Şimdi içeriye girişin nasıl olduğunu anlatayım. Aslında çantalar bilet hemen aldıktan sonra arandı. İçeriye boya, marker kalem, bıçak ve Walt Disney Corporation Yasal Temsilcilerinin girmesi yasaktı. İlk aramadan sonra tekrar bir kuyruğa girdik ve sonra da bizleri 10’ar kişilik gruplar halinde binaya aldılar. Sonrasında bir güvenlik daha vardıysa da bu kısım tamamen sahteydi, kağıttan detektörler yapmışlar, içeriye kedi, sincap, el bombası, silah, vs. vs bir dünya anlamsız şeyin girmesini yasakladıkları bir liste asmışlar ve orada görev yapanlar da sanırım oyuncu. Onlar gayet ciddiler ama ben cevap verirken kendimi gülmekten alamadım. Hem gülüyorum hem de kendimi bir tiyatro oyununun bir parçasıyım gibi hissediyorum. Tek fark elimde okumam için verilmiş bir söz yok, ne diyeceğimi bilemiyorum ama bu çok tuhaf bir heyecan yaratıyor doğrusu, çok da heyecanlandırıyor bu durum beni. Daha hiçbir şey görmeden aslında serginin bir parçası oluyorsunuz verdiğiniz cevaplarla. Yaşayan bir sergi, sergi demek bile haksızlıkmış gibi geliyor aslında, ne ki bu? Bir oyun? O an burada beklediğim için ve bunlardan hiç haberim olmadan yaşadığım için çok mutlu olduğumu itiraf ediyorum kendi kendime. İçeride sizi daha birçok sizin hiç de beklemediğiniz bir sürü şey bekliyor. Ben yüzlerce fotoğraf çekip bunları paylaştım ama maalesef bu oyunları paylaşamıyorsunuz. Yaşamak gerek zira bu sergi kelimelerle tam da tarif edilemeyecek bir hadise. Buna deneyim demek lazım. Sergi kelimesi de zaten yetmiyor bence. Bunu dünyada yapan başka bir kimse de yok. İşte bu yüzden ‘Banksy’ farklı.

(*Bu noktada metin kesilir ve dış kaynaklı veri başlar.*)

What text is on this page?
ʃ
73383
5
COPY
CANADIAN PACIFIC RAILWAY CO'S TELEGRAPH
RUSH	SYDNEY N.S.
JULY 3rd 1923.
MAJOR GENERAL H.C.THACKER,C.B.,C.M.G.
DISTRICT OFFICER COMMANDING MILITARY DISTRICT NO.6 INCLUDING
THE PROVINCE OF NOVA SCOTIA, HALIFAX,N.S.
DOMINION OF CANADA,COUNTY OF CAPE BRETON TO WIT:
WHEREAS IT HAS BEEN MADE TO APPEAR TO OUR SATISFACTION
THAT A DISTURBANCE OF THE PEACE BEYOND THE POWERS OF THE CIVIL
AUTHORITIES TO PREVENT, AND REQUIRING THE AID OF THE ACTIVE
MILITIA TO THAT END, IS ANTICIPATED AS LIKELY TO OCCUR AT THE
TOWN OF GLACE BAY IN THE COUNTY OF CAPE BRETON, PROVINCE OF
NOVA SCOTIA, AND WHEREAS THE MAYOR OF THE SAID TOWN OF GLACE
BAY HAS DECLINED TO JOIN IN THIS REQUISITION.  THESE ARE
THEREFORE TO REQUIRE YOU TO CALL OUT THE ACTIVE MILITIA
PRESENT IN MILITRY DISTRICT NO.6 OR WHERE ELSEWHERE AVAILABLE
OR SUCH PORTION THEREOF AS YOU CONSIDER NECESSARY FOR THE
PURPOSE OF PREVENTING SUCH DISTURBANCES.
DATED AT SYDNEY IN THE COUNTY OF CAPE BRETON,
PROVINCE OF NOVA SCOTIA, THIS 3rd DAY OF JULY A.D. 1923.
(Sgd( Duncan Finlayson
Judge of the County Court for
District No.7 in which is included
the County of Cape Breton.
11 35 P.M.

Tam içeri girince birisi içerinin haritasını veriyor mesela, tam almak üzereyken yere düşürüyor, ama aslında resmen atıyor. Sonra da arkadaki kişiye bakıyor, siz tam ne olduğunu anlamaya çalışırken o arkadaki kişiye hoşgeldiniz, buyrun buranın bir haritası demeye başlıyor ve evet onu da yere atıyor. Durumu fark edip bir süre bu adamı seyrettim, insanların verdiği tepkileri de ve gerçekten komikti… Sanki canlı bir kamera şakası yapılıyordu. Doğrusu insanlar ve verdiği tepkiler ne ilginç. Hani Lunaparklarda olur; bir küçük havuzda içinde plastik ördekler var bir de çengel olur, üzerilerinde onu olta gibi bir şeyle yakalamaya çalışırsınız. Bazı ördeklerin de altında hediye vardır ama orada çalışan çocuk siz tam yakalamak için uğraşırken etrafta dolaşıp bütün oltaları geri iter, sonra da dün bütün hediyeler bitti boşuna uğraşmayın hediye yok dedikten sonra da havuzun tepesinde birer torbanın içine eklenmiş fish fingerları gösterip olta ile onları yakalayın der ya… İşte izlerken tüm bu çağrışımlarla olanlara gülmeden edemedim. Daha pek çok görevlinin oradaki asli görevi aslında oyunun bir parçası olmak. Bunun için eğitim almış her çalışan. Birinci koşul gülümsememek. Somurtmak hatta! Burada Walt Disney’in ya da herhangi bir lunaparkların çalışanları ya da herhangi çalışan insanın işinde yaşadığı mutsuzluğu anlatıyorlar aslında. Orayı dolaşırken, kendinize sürekli bu veya daha pek çok soruyu sorduruyor. Kitap okuyormuş gibi.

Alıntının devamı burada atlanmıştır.